Я подошел к нашему дому. Это и вправду было недалеко. Когда я пробирался по чердакам, переходя из квартиры в квартиру через проломы, поднимаясь и спускаясь по лестницам, дорога была более длинной. Может, вдвое. Даже если я время от времени из-за осторожности не останавливался и не прислушивался.

Наконец, я приблизился к тому дому, где укрывался. Он выглядел пустым и унылым. Даже немного страшным. Странная мысль мелькнула: как бы я себя видел идущим по этой стороне улицы, если бы лежал сейчас в шкафу около вентиляционного окна? Я поднял глаза и посмотрел на ту стену. Нижнюю часть фасада закрывала стена, отделявшая гетто. Я видел лишь часть окна нижнего пола и еще четыре окна, одно над другим. Пустые, как и все другие окна. Отсюда невозможно было разглядеть вентиляцию. Может, потому что стена сейчас была в тени.

Я вошел в ворота дома врача. Как всегда, калитка была закрыта. Я постучал. Открыл привратник.

- Ты к кому?

Теперь я смог рассмотреть его лицо. Он и вправду был большой и толстый, каким казался издалека. Я не испугался. И знал, что нужно сказать.

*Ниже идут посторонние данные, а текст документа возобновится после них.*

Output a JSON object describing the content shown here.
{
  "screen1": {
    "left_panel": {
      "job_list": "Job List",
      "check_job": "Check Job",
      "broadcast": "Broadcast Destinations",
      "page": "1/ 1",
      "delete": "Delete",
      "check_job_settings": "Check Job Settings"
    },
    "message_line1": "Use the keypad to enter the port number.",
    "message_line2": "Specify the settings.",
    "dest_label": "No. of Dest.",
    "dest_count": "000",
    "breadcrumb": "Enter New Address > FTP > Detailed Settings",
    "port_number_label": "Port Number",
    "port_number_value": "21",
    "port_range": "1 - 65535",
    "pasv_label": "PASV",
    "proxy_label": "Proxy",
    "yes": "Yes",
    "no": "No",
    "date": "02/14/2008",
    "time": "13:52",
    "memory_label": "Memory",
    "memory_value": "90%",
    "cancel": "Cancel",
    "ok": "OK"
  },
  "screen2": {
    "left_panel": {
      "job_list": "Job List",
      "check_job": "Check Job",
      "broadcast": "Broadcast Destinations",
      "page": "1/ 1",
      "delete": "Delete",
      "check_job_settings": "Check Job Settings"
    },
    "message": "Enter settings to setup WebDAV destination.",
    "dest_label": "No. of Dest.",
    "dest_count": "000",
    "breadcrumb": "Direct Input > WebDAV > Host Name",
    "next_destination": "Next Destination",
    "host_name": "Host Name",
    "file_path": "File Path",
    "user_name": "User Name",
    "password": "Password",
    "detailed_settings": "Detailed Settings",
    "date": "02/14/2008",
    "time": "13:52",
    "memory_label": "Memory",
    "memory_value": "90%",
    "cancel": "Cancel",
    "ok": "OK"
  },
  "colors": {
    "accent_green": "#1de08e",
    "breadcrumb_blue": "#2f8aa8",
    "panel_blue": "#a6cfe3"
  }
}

- К врачу, будьте милостивы.

Он пытливо вгляделся в мое лицо, посмотрел на книжки и тетради, связанные ремнем, и дал мне пройти.

Когда я постучал в дверь квартиры врача, мое сердце усиленно билось. Что я ему скажу? Об этом я не подумал. Прочитал белую табличку: "Д-р Станислав Р. Полавский, терапевт". Услышал его голос:

- Хелинка, стучат!

Потом услышал шарканье шагов его жены, идущей к двери. Дверь распахнулась. Она была без цепочки.

- Что тебе нужно, мальчик? Ты опоздаешь в школу. Что-то случилось дома?

Я снял фуражку и вошел в прихожую. Она всплеснула руками:

- Господи, какие у тебя волосы! Тебе разрешают так входить в класс? С такой головой?

Я молчал.

- Что тебе нужно, мальчик?

Я не отвечал.

- Что-то стряслось с папой или мамой? Или с одним из братьев? Почему тебя послали сюда?

- Я должен поговорить с самим врачом, пани, - прошептал я.

Я не собирался шептать. Так вышло. Мне вдруг стало ясно, что когда я снимаю фуражку, мои всклокоченные волосы могут меня выдать. Она пропустила меня в приемную. К врачу. Я молчал. Она вышла и закрыла за собой дверь. Он тоже некоторое время смотрел на мои волосы. Но ничего не говорил. Может, он тоже начал что-то подозревать. Хенрик был отсюда так близко. Я стоял и смотрел на мое окно, оно было напротив.

- Доктор, - сказал я и показал, - там, под окном разрушенного дома, лежит раненый, который участвовал в еврейском восстании. У него в плече пуля, и ее надо извлечь.

Врач обернулся и посмотрел на мрачный и пустой фасад. Потом взглянул на меня и спросил:

- Откуда ты знаешь?

- Доктор, я там скрываюсь довольно давно. Я знаю, как туда добраться, не слишком рискуя. Сейчас я пришел оттуда. Вы должны пойти со мной, доктор. Его лихорадит, и он весь горит.